The implicit threat to cancel Lockheed Martin’s F-35 contract and replace it with a cheaper contract with Boeing, came on the heels of a meeting on Wednesday between Mr Trump and chief executives of the two companies at his Florida resort.
Dennis Muilenburg, the Boeing chief executive, emerged from that meeting with fulsome praise for Mr Trump, who had earlier set off a Twitter firestorm by criticising Boeing’s price for Air Force One as excessive. After the meeting, Mr Muilenburg promised the president-elect that he would build that plane for less than the $4bn price tag that Mr Trump has often ascribed to it — although no contract has yet been signed for the plane, which is still in the research and development phase, so no price has in fact yet been agreed.
On Wednesday, Mr Muilenburg said he had had a “terrific conversation” with Mr Trump but it was not clear whether they had discussed substituting the F-18, an older generation fighter jet, for the F-35. Lockheed had no comment and Boeing said only: “We have committed to working with the president-elect and his administration to provide the best capability, deliverability and affordability across all Boeing products and services to meet our national security needs.”
The latest missive from Mr Trump sent Boeing shares up 0.7 per cent in after-hours trading, while Lockheed Martin shares were down 2 per cent.
You could get any Cold War plane cheaper than a cutting edge 21st century plane but you are not going to like the results when you go to war
“It sounds like Trump is really trying to put pressure on Lockheed Martin to cut costs. But most of the cost of the F-35 is beyond Lockheed Martin’s ability to affect because it relates to supplier costs and government regulation, and the second problem is that the F-35 was designed to be far more capable than that F-18 — and that does cost money,” said Loren Thompson, a defence industry analyst who consults for Lockheed and other contractors. “You could get any Cold War plane cheaper than a cutting edge 21st century plane, but you are not going to like the results when you go to war.”

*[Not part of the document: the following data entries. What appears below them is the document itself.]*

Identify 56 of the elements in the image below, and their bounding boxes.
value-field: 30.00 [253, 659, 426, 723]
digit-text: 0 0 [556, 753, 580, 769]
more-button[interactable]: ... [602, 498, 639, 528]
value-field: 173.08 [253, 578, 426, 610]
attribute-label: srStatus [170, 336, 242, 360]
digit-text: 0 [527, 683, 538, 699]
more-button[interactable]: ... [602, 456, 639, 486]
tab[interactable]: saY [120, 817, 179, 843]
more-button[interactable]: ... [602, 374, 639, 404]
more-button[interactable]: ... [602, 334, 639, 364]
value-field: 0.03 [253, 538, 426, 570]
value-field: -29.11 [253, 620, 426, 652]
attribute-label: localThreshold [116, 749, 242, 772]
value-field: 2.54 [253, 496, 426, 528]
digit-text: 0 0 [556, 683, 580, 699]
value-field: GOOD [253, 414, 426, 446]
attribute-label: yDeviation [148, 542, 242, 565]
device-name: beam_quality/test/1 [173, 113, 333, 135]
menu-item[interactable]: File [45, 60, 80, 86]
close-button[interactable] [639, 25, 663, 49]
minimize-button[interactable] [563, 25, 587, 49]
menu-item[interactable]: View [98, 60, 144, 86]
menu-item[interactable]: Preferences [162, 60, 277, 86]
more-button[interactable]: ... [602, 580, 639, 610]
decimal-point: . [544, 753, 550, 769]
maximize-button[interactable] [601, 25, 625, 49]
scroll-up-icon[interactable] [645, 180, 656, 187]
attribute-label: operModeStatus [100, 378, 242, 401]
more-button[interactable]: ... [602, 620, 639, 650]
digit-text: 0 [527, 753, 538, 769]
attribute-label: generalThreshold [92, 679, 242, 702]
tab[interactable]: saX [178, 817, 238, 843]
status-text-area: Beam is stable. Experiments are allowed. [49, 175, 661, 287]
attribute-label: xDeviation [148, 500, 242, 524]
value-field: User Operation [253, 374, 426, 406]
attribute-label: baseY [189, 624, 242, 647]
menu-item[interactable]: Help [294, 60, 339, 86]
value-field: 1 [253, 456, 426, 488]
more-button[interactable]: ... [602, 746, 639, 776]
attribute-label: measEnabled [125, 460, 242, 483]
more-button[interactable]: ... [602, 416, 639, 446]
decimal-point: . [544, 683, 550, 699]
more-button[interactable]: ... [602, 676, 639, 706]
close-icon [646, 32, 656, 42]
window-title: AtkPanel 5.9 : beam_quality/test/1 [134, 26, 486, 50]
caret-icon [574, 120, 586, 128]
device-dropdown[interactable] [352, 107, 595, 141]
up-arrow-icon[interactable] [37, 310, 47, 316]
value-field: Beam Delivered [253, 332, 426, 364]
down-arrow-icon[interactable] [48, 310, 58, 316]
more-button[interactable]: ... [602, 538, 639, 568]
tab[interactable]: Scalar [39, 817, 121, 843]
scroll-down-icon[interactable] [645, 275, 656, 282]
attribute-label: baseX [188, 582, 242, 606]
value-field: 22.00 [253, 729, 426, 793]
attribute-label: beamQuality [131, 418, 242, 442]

On Wednesday, the president-elect met chief executive Marillyn Hewson of Lockheed, after tweeting last week that “the F-35 program and cost is out of control”.
Asked whether he had secured any concessions from Ms Hewson, Mr Trump told reporters: “We’re just beginning, it’s a dance . . . but we’re going to get the costs down and we’re going to get it done beautifully.” The latest tweet may be just part of that dance, defence analysts said.